A 30-Year Prospective Follow-Up Study Reveals Risk Factors for Early Death in Cartilage-Hair Hypoplasia

Abstract

Cartilage-hair hypoplasia (CHH) is a skeletal dysplasia with combined immunodeficiency, variable clinical course and increased risk of malignancy. Management of CHH is complicated by a paucity of long-term follow-up data, as well as knowledge on prognostic factors. We assessed clinical course and risk factors for mortality in a prospective cohort study of 80 patients with CHH recruited in 1985-1991 and followed up until 2016. For all patients we collected additional health information from health records and from the national Medical Databases and Cause-of-death Registry. The primary outcome was immunodeficiency-related death, including death from infections, lung disease and malignancy. Standardized mortality ratios (SMRs) were calculated using national mortality rates as reference. Half of the patients (57%, n = 46) manifested no symptoms of immunodeficiency during follow-up while 19% (n = 15) and 24% (n = 19) demonstrated symptoms of humoral or combined immunodeficiency, including six cases of adult-onset immunodeficiency. In a significant proportion of patients (17/79, 22%), clinical features of immunodeficiency progressed over time. Of the 15 patients with non-skin cancer, eight had no preceding clinical symptoms of immunodeficiency. Altogether 20 patients had deceased (SMR = 7.0, 95%CI = 4.3-11); most commonly from malignancy (n = 7, SMR = 10, 95%CI = 4.1-21) and lung disease (n = 4, SMR = 46, 95%CI = 9.5-130). Mortality associated with birth length below -4 standard deviation (compared to normal, SMR/SMR ratio = 5.4, 95%CI = 1.5-20), symptoms of combined immunodeficiency (compared to asymptomatic, SMR/SMR ratio = 3.9, 95%CI = 1.3-11), Hirschsprung disease (odds ratio (OR) 7.2, 95%CI = 1.04-55), pneumonia in the first year of life or recurrently in adulthood (OR = 7.6/19, 95%CI = 1.3-43/2.6-140) and autoimmunity in adulthood (OR = 39, 95%CI = 3.5-430). In conclusion, patients with CHH may develop adult-onset immunodeficiency or malignancy without preceding clinical symptoms of immune defect, warranting careful follow-up. Variable disease course and risk factors for mortality should be acknowledged.

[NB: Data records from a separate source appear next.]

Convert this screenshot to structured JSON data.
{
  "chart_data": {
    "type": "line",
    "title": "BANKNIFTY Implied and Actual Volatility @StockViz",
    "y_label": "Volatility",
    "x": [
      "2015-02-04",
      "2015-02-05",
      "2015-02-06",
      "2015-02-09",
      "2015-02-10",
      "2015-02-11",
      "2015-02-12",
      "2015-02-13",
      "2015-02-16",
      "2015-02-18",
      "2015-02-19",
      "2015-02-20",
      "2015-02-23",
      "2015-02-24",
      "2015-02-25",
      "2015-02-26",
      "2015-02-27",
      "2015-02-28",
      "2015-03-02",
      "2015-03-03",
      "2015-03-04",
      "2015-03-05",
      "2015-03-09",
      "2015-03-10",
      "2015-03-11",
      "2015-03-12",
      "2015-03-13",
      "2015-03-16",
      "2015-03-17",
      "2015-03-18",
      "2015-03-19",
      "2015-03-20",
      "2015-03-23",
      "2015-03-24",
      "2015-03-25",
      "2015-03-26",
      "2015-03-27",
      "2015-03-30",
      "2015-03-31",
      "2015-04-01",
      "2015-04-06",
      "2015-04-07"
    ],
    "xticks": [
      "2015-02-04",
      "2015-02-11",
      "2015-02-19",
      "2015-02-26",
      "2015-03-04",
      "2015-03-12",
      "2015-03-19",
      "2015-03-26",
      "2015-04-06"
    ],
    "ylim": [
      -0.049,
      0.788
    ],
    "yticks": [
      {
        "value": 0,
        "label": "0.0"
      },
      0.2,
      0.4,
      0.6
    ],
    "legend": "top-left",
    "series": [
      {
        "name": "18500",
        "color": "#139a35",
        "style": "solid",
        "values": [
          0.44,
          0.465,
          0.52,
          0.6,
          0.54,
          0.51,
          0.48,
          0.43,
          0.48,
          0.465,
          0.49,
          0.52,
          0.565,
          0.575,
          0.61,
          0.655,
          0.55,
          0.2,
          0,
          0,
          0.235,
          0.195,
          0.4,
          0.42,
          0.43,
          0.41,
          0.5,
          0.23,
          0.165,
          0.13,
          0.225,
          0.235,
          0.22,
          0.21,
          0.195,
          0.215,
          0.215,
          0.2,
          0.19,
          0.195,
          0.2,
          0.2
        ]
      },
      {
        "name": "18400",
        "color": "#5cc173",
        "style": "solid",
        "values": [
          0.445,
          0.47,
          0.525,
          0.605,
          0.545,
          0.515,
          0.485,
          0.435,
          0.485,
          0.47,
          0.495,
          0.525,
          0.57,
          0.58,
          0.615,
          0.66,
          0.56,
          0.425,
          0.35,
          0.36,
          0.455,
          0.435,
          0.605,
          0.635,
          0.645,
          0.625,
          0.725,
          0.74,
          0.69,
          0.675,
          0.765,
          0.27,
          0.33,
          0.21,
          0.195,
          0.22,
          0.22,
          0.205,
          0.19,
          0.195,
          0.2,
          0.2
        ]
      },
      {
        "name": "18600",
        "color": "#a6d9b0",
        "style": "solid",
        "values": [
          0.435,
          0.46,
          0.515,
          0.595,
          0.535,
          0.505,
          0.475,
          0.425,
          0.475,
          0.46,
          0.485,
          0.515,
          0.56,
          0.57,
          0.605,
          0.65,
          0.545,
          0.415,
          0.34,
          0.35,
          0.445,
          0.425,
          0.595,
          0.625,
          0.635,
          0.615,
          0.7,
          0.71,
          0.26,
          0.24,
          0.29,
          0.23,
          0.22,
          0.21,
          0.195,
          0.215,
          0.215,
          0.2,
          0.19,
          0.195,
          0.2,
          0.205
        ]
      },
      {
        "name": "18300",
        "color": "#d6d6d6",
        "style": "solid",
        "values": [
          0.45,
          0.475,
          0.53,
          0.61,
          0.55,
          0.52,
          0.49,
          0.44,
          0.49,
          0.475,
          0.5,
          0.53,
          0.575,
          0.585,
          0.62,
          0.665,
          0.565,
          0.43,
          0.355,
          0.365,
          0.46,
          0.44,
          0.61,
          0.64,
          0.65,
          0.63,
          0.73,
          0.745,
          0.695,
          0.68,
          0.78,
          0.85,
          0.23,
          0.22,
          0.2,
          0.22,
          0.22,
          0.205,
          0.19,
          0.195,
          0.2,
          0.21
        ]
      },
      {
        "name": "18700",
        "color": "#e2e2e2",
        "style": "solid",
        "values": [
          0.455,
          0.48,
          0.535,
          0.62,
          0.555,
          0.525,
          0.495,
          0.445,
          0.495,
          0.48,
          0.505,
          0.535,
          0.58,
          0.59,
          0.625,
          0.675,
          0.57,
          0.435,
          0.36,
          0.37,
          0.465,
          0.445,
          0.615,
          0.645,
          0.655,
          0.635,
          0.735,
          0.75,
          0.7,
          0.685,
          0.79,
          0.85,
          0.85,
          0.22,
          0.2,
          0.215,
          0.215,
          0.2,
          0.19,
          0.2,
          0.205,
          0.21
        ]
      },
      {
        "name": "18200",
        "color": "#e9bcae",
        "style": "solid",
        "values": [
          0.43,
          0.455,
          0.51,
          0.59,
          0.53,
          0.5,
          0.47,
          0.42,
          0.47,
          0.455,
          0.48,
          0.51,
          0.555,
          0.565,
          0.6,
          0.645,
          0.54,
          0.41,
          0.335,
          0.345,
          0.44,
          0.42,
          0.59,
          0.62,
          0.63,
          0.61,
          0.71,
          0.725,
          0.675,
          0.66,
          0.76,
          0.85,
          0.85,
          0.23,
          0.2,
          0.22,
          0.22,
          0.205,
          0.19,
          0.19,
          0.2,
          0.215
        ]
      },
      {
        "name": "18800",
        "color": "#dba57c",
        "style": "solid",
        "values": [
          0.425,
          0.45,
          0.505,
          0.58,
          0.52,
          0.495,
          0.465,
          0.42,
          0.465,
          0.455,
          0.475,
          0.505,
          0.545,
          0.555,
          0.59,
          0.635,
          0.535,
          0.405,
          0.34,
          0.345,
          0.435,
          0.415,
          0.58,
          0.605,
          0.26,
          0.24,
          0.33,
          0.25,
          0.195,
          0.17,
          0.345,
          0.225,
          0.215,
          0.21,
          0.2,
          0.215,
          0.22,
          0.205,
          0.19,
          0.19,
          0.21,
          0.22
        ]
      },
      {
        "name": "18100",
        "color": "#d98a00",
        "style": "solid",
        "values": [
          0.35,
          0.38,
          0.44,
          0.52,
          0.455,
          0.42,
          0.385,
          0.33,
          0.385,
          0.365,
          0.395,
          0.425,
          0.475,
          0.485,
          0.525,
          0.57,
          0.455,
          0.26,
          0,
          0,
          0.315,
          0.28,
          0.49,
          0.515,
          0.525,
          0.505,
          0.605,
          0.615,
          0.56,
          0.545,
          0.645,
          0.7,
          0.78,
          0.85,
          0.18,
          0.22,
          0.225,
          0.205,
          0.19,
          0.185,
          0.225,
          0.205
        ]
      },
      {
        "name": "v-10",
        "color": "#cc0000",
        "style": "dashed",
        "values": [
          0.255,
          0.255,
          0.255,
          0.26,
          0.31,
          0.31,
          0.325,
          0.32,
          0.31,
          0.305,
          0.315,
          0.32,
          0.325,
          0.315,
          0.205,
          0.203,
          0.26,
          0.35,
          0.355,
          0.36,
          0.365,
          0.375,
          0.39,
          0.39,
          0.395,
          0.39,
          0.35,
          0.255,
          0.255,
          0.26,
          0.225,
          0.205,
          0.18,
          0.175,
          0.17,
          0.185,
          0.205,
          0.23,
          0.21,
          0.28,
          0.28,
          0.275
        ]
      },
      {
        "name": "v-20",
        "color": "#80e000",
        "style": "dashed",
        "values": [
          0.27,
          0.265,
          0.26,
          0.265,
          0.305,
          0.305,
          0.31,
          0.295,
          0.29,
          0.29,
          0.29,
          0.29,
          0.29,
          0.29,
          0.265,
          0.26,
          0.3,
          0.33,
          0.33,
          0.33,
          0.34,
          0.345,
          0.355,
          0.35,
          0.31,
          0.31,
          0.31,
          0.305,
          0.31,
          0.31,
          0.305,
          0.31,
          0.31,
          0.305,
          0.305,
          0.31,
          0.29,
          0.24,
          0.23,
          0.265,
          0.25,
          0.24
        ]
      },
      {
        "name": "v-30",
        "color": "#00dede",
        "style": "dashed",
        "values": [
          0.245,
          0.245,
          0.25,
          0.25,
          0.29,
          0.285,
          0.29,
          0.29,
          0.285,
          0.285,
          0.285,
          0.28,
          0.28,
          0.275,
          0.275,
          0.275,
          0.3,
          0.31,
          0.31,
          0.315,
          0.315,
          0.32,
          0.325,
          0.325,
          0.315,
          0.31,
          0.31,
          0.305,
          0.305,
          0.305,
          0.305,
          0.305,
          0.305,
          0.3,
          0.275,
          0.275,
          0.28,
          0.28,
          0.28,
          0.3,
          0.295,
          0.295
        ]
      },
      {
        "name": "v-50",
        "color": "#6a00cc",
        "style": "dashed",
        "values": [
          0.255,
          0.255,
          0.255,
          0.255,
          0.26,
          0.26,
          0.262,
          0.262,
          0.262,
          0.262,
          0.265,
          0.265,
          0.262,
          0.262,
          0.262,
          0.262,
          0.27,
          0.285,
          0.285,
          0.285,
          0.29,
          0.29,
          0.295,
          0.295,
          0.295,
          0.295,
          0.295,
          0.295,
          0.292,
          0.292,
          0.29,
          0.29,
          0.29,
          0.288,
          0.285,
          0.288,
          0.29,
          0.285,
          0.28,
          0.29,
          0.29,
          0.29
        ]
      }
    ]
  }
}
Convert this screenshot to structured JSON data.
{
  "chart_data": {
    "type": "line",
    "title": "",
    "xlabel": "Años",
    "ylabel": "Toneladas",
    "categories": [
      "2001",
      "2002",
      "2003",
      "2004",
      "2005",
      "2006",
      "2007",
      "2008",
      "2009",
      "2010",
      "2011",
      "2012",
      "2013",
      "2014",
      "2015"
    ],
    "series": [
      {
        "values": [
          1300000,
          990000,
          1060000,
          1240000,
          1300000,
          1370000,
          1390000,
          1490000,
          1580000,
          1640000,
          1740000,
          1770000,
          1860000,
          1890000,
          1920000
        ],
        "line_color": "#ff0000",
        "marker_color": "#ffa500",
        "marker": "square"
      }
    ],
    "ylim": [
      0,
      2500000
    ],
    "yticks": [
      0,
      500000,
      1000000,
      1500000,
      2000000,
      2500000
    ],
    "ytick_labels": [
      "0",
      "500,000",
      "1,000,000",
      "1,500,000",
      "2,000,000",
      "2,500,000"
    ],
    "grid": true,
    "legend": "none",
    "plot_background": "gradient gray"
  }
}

Keywords: RMRP; adult-onset immunodeficiency; cancer; combined immunodeficiency; lung disease; lymphoma; mortality; skeletal dysplasia.

Figure 1

Flowchart of patient recruitment and data sources used in the study.

Figure 2

A Sankey diagram illustrating the course of immunodeficiency (ID) from childhood to adulthood and the outcome at the end of the follow-up for 79 of the 80 patients with cartilage-hair hypoplasia; data not available for one patient.

Figure 3

Age distribution of immunodeficiency-related causes of death (n = 15) in 80 patients with cartilage-hair hypoplasia.

Figure 4

Cancer-free survival in 80 patients with cartilage-hair hypoplasia differed significantly [log rank test χ²(2) = 24.8, 95%CI = 18.4–26.9, p < 0.0001] depending on the severity of immunodeficiency at recruitment. Mean age at recruitment was 17.3 (range 0.0–42.3), 13.3 (range 1.0–46.0), and 22.4 (range 4.1–49.6) years for patients with asymptomatic, humoral and combined immunodeficiency, respectively.